Une question reste, aujourd’hui encore, source de préoccupation : comment ces principes organisateurs de l’institution diffusent-ils à tous les niveaux et particulièrement via l’encadrement intermédiaire ? Sans pouvoir prétendre avoir totalement résolu ce problème, nous avons tenté d’y répondre. Chaque année, au moment de la rentrée, se tient un séminaire des cadres hiérarchiques en présence des membres du conseil d’administration. Ce temps fort d’échanges, de débats et d’élaboration commune ouvre un espace de liens qui casse les logiques strictement ascendantes / descendantes de l’organisation. Ce séminaire symbolise une volonté de multiplier les points de contacts entre les acteurs, le sens des échanges, la nature des liens.
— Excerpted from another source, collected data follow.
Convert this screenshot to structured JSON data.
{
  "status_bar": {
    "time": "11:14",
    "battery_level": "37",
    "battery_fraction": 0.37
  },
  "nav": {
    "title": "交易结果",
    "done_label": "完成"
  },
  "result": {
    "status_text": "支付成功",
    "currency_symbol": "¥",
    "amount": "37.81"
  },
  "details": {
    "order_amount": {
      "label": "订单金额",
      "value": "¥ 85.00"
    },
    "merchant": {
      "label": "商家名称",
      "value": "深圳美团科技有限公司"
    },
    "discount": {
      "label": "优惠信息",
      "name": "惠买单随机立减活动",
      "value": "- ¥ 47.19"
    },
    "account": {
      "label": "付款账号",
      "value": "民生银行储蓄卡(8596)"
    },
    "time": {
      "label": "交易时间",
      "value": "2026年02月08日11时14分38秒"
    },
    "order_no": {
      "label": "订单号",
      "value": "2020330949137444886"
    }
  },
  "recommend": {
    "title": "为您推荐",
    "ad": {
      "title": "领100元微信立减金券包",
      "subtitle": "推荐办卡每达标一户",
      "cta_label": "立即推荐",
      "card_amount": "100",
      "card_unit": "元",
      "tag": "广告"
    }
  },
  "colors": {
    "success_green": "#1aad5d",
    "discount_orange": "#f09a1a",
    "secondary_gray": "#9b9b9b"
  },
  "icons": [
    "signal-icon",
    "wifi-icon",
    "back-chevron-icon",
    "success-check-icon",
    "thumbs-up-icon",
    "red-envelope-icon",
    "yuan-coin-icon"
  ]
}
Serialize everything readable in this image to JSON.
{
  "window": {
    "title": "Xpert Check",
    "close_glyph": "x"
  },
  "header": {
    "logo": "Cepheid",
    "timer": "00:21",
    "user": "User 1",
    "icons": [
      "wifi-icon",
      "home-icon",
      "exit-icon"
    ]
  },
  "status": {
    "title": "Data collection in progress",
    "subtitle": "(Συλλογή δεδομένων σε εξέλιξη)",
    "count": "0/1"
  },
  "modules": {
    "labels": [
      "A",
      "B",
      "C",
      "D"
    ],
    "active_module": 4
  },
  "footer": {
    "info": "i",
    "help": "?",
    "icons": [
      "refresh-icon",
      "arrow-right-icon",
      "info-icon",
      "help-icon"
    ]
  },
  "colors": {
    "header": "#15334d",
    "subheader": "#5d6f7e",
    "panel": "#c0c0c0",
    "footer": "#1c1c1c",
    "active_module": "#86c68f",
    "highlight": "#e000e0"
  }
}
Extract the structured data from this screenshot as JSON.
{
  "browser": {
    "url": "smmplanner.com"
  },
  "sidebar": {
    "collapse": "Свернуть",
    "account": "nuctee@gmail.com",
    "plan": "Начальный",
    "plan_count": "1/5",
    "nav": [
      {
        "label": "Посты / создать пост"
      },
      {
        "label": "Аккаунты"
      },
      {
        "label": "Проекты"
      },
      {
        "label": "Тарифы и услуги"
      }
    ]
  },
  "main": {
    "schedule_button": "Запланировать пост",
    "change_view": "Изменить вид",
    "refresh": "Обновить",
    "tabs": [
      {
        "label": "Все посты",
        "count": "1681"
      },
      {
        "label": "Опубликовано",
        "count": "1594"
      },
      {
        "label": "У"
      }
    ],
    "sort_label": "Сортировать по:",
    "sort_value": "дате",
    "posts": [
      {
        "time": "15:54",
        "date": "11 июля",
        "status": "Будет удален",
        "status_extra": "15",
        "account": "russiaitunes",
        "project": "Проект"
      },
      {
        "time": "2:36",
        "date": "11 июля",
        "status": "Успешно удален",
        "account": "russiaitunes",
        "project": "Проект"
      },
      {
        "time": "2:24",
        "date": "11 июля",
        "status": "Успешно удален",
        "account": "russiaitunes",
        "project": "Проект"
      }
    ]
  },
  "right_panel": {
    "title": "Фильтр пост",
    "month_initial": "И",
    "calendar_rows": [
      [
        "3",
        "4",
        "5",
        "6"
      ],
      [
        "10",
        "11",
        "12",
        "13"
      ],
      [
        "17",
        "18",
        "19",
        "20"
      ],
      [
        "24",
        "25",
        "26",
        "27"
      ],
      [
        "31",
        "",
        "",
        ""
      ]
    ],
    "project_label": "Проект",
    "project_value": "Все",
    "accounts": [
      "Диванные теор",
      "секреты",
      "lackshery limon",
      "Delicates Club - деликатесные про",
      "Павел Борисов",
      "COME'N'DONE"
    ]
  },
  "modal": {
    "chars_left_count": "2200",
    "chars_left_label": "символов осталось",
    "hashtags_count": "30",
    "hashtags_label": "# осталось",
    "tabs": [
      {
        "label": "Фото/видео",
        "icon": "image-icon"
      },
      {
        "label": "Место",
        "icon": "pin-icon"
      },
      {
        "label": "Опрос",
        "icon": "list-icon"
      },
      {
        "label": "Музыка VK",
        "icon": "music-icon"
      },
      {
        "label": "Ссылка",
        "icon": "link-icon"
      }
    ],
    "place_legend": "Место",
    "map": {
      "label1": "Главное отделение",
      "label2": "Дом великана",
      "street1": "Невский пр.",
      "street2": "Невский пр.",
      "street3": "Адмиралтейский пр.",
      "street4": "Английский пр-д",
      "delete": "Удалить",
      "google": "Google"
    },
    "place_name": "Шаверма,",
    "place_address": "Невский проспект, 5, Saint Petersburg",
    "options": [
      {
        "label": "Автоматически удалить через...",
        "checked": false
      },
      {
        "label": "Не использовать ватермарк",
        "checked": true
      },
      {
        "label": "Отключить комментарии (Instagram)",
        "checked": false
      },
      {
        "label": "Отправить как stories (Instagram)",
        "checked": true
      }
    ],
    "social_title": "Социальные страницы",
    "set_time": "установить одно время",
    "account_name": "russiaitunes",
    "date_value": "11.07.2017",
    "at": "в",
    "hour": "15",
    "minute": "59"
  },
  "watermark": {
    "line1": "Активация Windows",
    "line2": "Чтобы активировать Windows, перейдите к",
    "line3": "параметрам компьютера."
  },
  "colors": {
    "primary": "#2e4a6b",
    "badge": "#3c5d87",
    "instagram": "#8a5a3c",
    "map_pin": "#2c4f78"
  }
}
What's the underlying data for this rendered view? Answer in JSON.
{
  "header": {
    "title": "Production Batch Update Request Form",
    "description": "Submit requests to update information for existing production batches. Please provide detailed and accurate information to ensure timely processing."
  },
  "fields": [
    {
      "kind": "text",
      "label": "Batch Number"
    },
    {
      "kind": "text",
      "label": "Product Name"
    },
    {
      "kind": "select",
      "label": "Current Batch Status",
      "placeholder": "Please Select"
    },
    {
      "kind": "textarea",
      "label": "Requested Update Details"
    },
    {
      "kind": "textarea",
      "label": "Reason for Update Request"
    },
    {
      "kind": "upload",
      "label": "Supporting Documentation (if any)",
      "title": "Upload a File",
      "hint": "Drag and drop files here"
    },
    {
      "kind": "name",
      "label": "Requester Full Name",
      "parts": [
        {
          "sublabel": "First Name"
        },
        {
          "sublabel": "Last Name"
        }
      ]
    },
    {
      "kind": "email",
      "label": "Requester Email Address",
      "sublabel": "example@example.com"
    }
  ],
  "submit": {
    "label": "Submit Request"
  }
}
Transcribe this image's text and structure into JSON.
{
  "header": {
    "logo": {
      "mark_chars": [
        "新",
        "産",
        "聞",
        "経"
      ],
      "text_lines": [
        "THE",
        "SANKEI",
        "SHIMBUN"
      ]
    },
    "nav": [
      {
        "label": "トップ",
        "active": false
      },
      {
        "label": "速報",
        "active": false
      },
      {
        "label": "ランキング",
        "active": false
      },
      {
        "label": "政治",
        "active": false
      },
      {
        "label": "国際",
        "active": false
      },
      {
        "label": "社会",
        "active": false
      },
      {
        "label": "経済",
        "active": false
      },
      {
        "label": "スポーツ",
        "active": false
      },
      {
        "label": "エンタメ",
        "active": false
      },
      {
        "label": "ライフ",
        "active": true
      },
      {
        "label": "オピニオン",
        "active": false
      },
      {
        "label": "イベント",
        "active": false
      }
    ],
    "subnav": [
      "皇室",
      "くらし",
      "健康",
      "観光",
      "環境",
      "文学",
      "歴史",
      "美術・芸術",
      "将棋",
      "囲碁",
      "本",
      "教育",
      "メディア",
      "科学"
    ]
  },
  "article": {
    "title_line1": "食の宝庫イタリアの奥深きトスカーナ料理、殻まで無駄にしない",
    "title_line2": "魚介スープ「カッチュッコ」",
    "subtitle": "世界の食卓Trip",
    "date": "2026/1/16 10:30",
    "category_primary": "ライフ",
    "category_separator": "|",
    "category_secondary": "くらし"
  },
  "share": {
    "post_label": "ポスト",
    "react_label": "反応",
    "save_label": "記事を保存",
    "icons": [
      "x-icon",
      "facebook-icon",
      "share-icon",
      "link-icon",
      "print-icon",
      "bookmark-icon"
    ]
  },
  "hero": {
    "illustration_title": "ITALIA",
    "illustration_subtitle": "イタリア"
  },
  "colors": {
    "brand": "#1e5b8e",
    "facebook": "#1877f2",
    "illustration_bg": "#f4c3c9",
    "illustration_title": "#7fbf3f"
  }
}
Il constitue un moment et un lieu où chacun, dans un cadre qui sort les personnes de leurs places habituelles d’activité, fait un « pas de côté ».

  • La communication

Pour développer une culture partagée dans une organisation qui met en valeur sa pluralité intrinsèque, un effort particulier doit porter sur la communication. Une « Lettre » apporte mensuellement des informations transversales à chaque salarié, un site Internet développe à la fois la présentation institutionnelle de l’organisation, ses actualités et les projets en cours. Pour autant, ces moyens ne sont pas encore à la hauteur de ce qu’il conviendrait de faire. Totalement immergée dans la société de l’information, confrontée au défi numérique, la Fondation devra se définir une véritable politique en ce domaine afin de rejoindre chacun et d’assurer une diffusion active de ses principes en permettant à chacun d’y prendre part.

  • Le dialogue social

Une organisation collégiale, polyvalente, polycentrique, subsidiarisée de surcroît en pyramide inversée devrait être en mesure d’inventer des formes de dialogue social aptes à traduire ces orientations. La difficulté d’un discours qui cherche à rompre avec les modèles du passé, hérités des formes institutionnelles archaïques, est double : D’une part, il pourrait être accusé de vouloir faire table rase des acquis issus des rapports de force qui ont structuré le dialogue entre salariés et employeurs dans les entreprises ou à un niveau plus large ; D’autre part, il pourrait être suspecté de vouloir contourner les rapports de force inévitables selon une visée très néo-libérale de la vie de l’entreprise. Il s’agit plutôt, et c’est ce à quoi nous nous employons sans toujours y parvenir, d’imaginer d’autres manière de vivre ce rapport conflictuel d’intérêts contradictoires et parfois difficilement conciliables autour de cet « en commun » que représente le projet partagé. De nouvelles formes de négociation sont à réfléchir, fondées sur la construction intelligente des désaccords dans la recherche de compromis durables. De nouvelles formes de représentativité sont à imaginer permettant d’ouvrir les débats et le principe de co-construction au plus grand nombre possible de parties-prenantes.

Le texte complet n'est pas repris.